George H. Cohen, director of the Federal Mediation and Conciliation Service, makes a statement after negotiations collapsed between the National Football League (NFL) and National Football League Players' Association (NFLPA) in Washington March 11, 2011. REUTERS/Joshua Roberts

George H. Cohen, director of the Federal Mediation and Conciliation Service (FMCS), said on Monday he assigned the mediators to help end a lockout that has been in place since mid-September and resulted in the cancellation of 34 percent of the NHL’s regular season schedule.

“I have had separate, informal discussions with the key representatives of the National Hockey League and the National Hockey League Players’ Association during the course of their negotiations for a successor collective bargaining agreement,” Cohen said in a statement.

“Due to the extreme sensitivity of these negotiations and consistent with the FMCS’s long-standing practice, the agency will refrain from any public comment concerning the future schedule and/or the status of the negotiations until further notice.”

Deputy director Scot L. Beckenbaugh, director of mediation services John Sweeney and commissioner Guy Serota were initially assigned to the case, according to the FMCS statement.

Serota has since been removed from the assignment because of an issue involving an allegedly hacked Twitter account that is associated with the commissioner.

“In order to immediately dispel any cloud on the mediation process, and without regard to the merits of the allegations, I have determined to take immediate action, namely to remove Commissioner Serota from this assignment,” Cohen said in a separate statement.

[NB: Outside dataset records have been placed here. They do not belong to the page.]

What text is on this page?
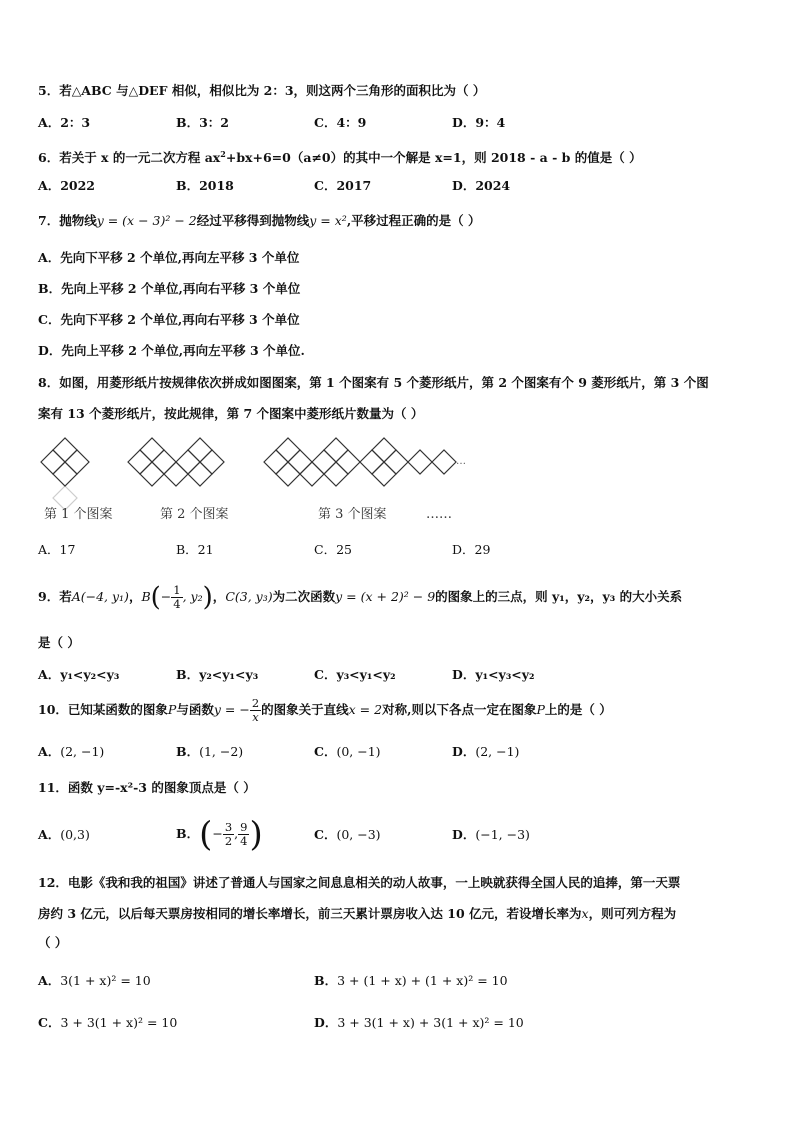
5．若△ABC 与△DEF 相似，相似比为 2：3，则这两个三角形的面积比为（ ）
A．2：3	B．3：2	C．4：9	D．9：4
6．若关于 x 的一元二次方程 $ax^2+bx+6=0(a\ne 0)$的其中一个解是 x=1，则 2018 - a - b 的值是（ ）
A．2022	B．2018	C．2017	D．2024
7．抛物线y = (x − 3)² − 2经过平移得到抛物线y = x²,平移过程正确的是（ ）
A．先向下平移 2 个单位,再向左平移 3 个单位
B．先向上平移 2 个单位,再向右平移 3 个单位
C．先向下平移 2 个单位,再向右平移 3 个单位
D．先向上平移 2 个单位,再向左平移 3 个单位.
8．如图，用菱形纸片按规律依次拼成如图图案，第 1 个图案有 5 个菱形纸片，第 2 个图案有个 9 菱形纸片，第 3 个图
案有 13 个菱形纸片，按此规律，第 7 个图案中菱形纸片数量为（ ）
…
第 1 个图案	第 2 个图案	第 3 个图案	……
A．17	B．21	C．25	D．29
9．若A(−4, y₁)，$B(- \frac{1}{4}$ , y₂)，C(3, y₃)为二次函数y = (x + 2)² − 9的图象上的三点，则 y₁，y₂，y₃ 的大小关系
是（ ）
A．y₁<y₂<y₃	B．y₂<y₁<y₃	C．y₃<y₁<y₂	D．y₁<y₃<y₂
10．已知某函数的图象P与函数y = − $\frac{2}{x}$ 的图象关于直线x = 2对称,则以下各点一定在图象P上的是（ ）
A．(2, −1)	B．(1, −2)	C．(0, −1)	D．(2, −1)
11．函数 y=-x²-3 的图象顶点是（ ）
A．(0,3)	B．(− $\frac{3}{2}$ , $\frac{9}{4}$ )	C．(0, −3)	D．(−1, −3)
12．电影《我和我的祖国》讲述了普通人与国家之间息息相关的动人故事，一上映就获得全国人民的追捧，第一天票
房约 3 亿元，以后每天票房按相同的增长率增长，前三天累计票房收入达 10 亿元，若设增长率为x，则可列方程为
（ ）
A．3(1 + x)² = 10	B．3 + (1 + x) + (1 + x)² = 10
C．3 + 3(1 + x)² = 10	D．3 + 3(1 + x) + 3(1 + x)² = 10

While the mediation process is non-binding, which means the NHL and its players do not have to agree to recommendations from mediators, it is hoped fresh ideas might kickstart negotiations that have since reached a stalemate.

The NHL, which last week chopped another two weeks off the regular season schedule along with January’s All-Star Weekend, has said the lockout is costing it $18-$20 million a day.

The NHL Players’ Association (NHLPA) is considering decertification, according to reports, which would allow individual players to take their fight to the courts.

The three mediators are expected to meet with both sides on Wednesday with the league and players at odds over how to split $3.3 billion in hockey related revenue.

While both sides have agreed in principle to a 50-50 split of hockey related revenue, they remain at odds over how they will reach the target.

Owners are demanding an immediate reduction from the 57 percent players received under the previous agreement while the union would like to see the cuts brought in gradually.

“The NHLPA has agreed to the addition of the Federal Mediation and Conciliation Service to our ongoing negotiations,” NHLPA Executive Director Don Fehr said in a statement.

“We look forward to their involvement as we continue working to reach an equitable agreement for both the players and the owners.”